On solving textual ambiguities and semantic vagueness in MRC based question answering using generative pre-trained transformers

PeerJ Comput Sci. 2023 Jul 24:9:e1422. doi: 10.7717/peerj-cs.1422. eCollection 2023.

Abstract

Machine reading comprehension (MRC) is one of the most challenging tasks and active fields in natural language processing (NLP). MRC systems aim to enable a machine to understand a given context in natural language and to answer a series of questions about it. With the advent of bi-directional deep learning algorithms and large-scale datasets, MRC achieved improved results. However, these models are still suffering from two research issues: textual ambiguities and semantic vagueness to comprehend the long passages and generate answers for abstractive MRC systems. To address these issues, this paper proposes a novel Extended Generative Pretrained Transformers-based Question Answering (ExtGPT-QA) model to generate precise and relevant answers to questions about a given context. The proposed architecture comprises two modified forms of encoder and decoder as compared to GPT. The encoder uses a positional encoder to assign a unique representation with each word in the sentence for reference to address the textual ambiguities. Subsequently, the decoder module involves a multi-head attention mechanism along with affine and aggregation layers to mitigate semantic vagueness with MRC systems. Additionally, we applied syntax and semantic feature engineering techniques to enhance the effectiveness of the proposed model. To validate the proposed model's effectiveness, a comprehensive empirical analysis is carried out using three benchmark datasets including SQuAD, Wiki-QA, and News-QA. The results of the proposed ExtGPT-QA outperformed state of art MRC techniques and obtained 93.25% and 90.52% F1-score and exact match, respectively. The results confirm the effectiveness of the ExtGPT-QA model to address textual ambiguities and semantic vagueness issues in MRC systems.

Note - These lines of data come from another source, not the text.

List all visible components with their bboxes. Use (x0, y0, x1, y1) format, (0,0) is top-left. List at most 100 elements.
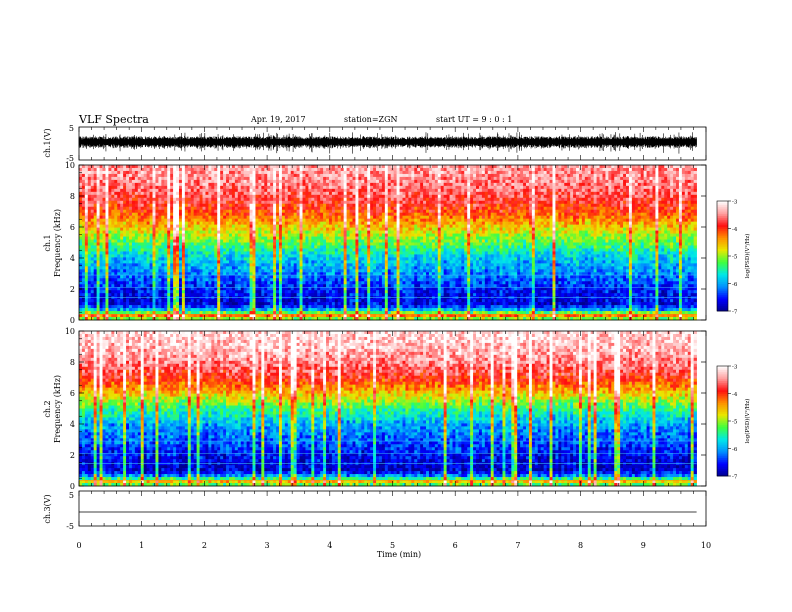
ch1-spectrogram-cell (88, 177, 91, 180)
ch1-spectrogram-cell (167, 207, 170, 210)
ch1-spectrogram-cell (276, 189, 279, 192)
ch1-spectrogram-cell (91, 210, 94, 213)
ch1-spectrogram-cell (353, 171, 356, 174)
ch1-spectrogram-cell (332, 198, 335, 201)
ch1-spectrogram-cell (203, 192, 206, 195)
ch1-spectrogram-cell (335, 222, 338, 225)
ch1-spectrogram-cell (232, 311, 235, 314)
ch1-spectrogram-cell (305, 245, 308, 248)
ch1-spectrogram-cell (176, 240, 179, 243)
ch1-spectrogram-cell (126, 302, 129, 305)
ch1-spectrogram-cell (97, 269, 100, 272)
ch1-spectrogram-cell (176, 248, 179, 251)
ch1-spectrogram-cell (273, 210, 276, 213)
ch1-spectrogram-cell (317, 234, 320, 237)
ch1-spectrogram-cell (323, 248, 326, 251)
ch1-spectrogram-cell (355, 263, 358, 266)
ch1-spectrogram-cell (323, 186, 326, 189)
ch1-spectrogram-cell (255, 275, 258, 278)
ch1-spectrogram-cell (132, 305, 135, 308)
ch1-spectrogram-cell (241, 216, 244, 219)
ch1-spectrogram-cell (120, 207, 123, 210)
ch1-spectrogram-cell (164, 210, 167, 213)
ch1-spectrogram-cell (253, 305, 256, 308)
ch1-spectrogram-cell (314, 278, 317, 281)
ch1-spectrogram-cell (226, 243, 229, 246)
ch1-spectrogram-cell (147, 269, 150, 272)
ch1-spectrogram-cell (217, 243, 220, 246)
ch1-spectrogram-cell (308, 266, 311, 269)
ch1-spectrogram-cell (314, 281, 317, 284)
ch1-spectrogram-cell (167, 266, 170, 269)
ch1-spectrogram-cell (232, 210, 235, 213)
ch1-spectrogram-cell (358, 275, 361, 278)
ch1-spectrogram-cell (147, 204, 150, 207)
ch1-spectrogram-cell (255, 207, 258, 210)
ch1-spectrogram-cell (358, 290, 361, 293)
ch1-spectrogram-cell (120, 216, 123, 219)
ch1-spectrogram-cell (347, 243, 350, 246)
ch1-spectrogram-cell (194, 248, 197, 251)
ch1-spectrogram-cell (314, 168, 317, 171)
ch1-spectrogram-cell (161, 213, 164, 216)
ch1-spectrogram-cell (144, 266, 147, 269)
ch1-spectrogram-cell (105, 302, 108, 305)
ch1-spectrogram-cell (250, 251, 253, 254)
ch1-spectrogram-cell (158, 177, 161, 180)
ch1-spectrogram-cell (235, 251, 238, 254)
ch1-spectrogram-cell (153, 302, 156, 305)
ch1-spectrogram-cell (338, 207, 341, 210)
ch1-spectrogram-cell (197, 281, 200, 284)
ch1-spectrogram-cell (132, 198, 135, 201)
ch1-spectrogram-cell (308, 278, 311, 281)
ch1-spectrogram-cell (320, 293, 323, 296)
ch1-spectrogram-cell (350, 195, 353, 198)
ch1-spectrogram-cell (155, 254, 158, 257)
ch1-spectrogram-cell (197, 299, 200, 302)
ch1-spectrogram-cell (270, 186, 273, 189)
ch1-spectrogram-cell (279, 219, 282, 222)
ch1-spectrogram-cell (311, 254, 314, 257)
ch1-spectrogram-cell (85, 222, 88, 225)
ch1-spectrogram-cell (347, 216, 350, 219)
ch1-spectrogram-cell (214, 228, 217, 231)
ch1-spectrogram-cell (300, 177, 303, 180)
ch1-spectrogram-cell (170, 308, 173, 311)
ch1-spectrogram-cell (341, 281, 344, 284)
ch1-spectrogram-cell (341, 225, 344, 228)
ch1-spectrogram-cell (150, 189, 153, 192)
ch1-spectrogram-cell (226, 222, 229, 225)
ch1-spectrogram-cell (282, 201, 285, 204)
ch1-spectrogram-cell (282, 231, 285, 234)
ch1-spectrogram-cell (288, 257, 291, 260)
ch1-spectrogram-cell (303, 281, 306, 284)
ch1-spectrogram-cell (88, 231, 91, 234)
ch1-spectrogram-cell (132, 201, 135, 204)
ch1-spectrogram-cell (300, 290, 303, 293)
ch1-spectrogram-cell (203, 219, 206, 222)
ch1-spectrogram-cell (97, 290, 100, 293)
ch1-spectrogram-cell (288, 266, 291, 269)
ch1-spectrogram-cell (355, 198, 358, 201)
ch1-spectrogram-cell (117, 213, 120, 216)
ch1-spectrogram-cell (214, 237, 217, 240)
ch1-spectrogram-cell (208, 278, 211, 281)
ch1-spectrogram-cell (247, 278, 250, 281)
ch1-spectrogram-cell (211, 201, 214, 204)
ch1-spectrogram-cell (229, 266, 232, 269)
ch1-spectrogram-cell (173, 311, 176, 314)
ch1-spectrogram-cell (355, 311, 358, 314)
ch1-spectrogram-cell (155, 192, 158, 195)
ch1-spectrogram-cell (155, 225, 158, 228)
ch1-spectrogram-cell (153, 186, 156, 189)
ch1-spectrogram-cell (185, 311, 188, 314)
ch1-spectrogram-cell (117, 198, 120, 201)
ch1-spectrogram-cell (305, 210, 308, 213)
ch1-spectrogram-cell (205, 251, 208, 254)
ch1-spectrogram-cell (108, 251, 111, 254)
ch1-spectrogram-cell (205, 281, 208, 284)
ch1-spectrogram-cell (241, 183, 244, 186)
ch1-spectrogram-cell (182, 263, 185, 266)
ch1-spectrogram-cell (250, 180, 253, 183)
ch1-spectrogram-cell (114, 225, 117, 228)
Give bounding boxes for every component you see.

Keywords: Generative pretrained transformers; Machine reading comprehension; Natural language understanding; Question answering; Textual ambiguities.

Grants and funding

This work was supported by the Deanship of Scientific Research, Vice Presidency for Graduate Studies and Scientific Research, King Faisal University, Saudi Arabia [Grant No. 2051]. Both equally contributed in overall research study from method formulation to study design, data collection, empirical analysis, reviews and analysis.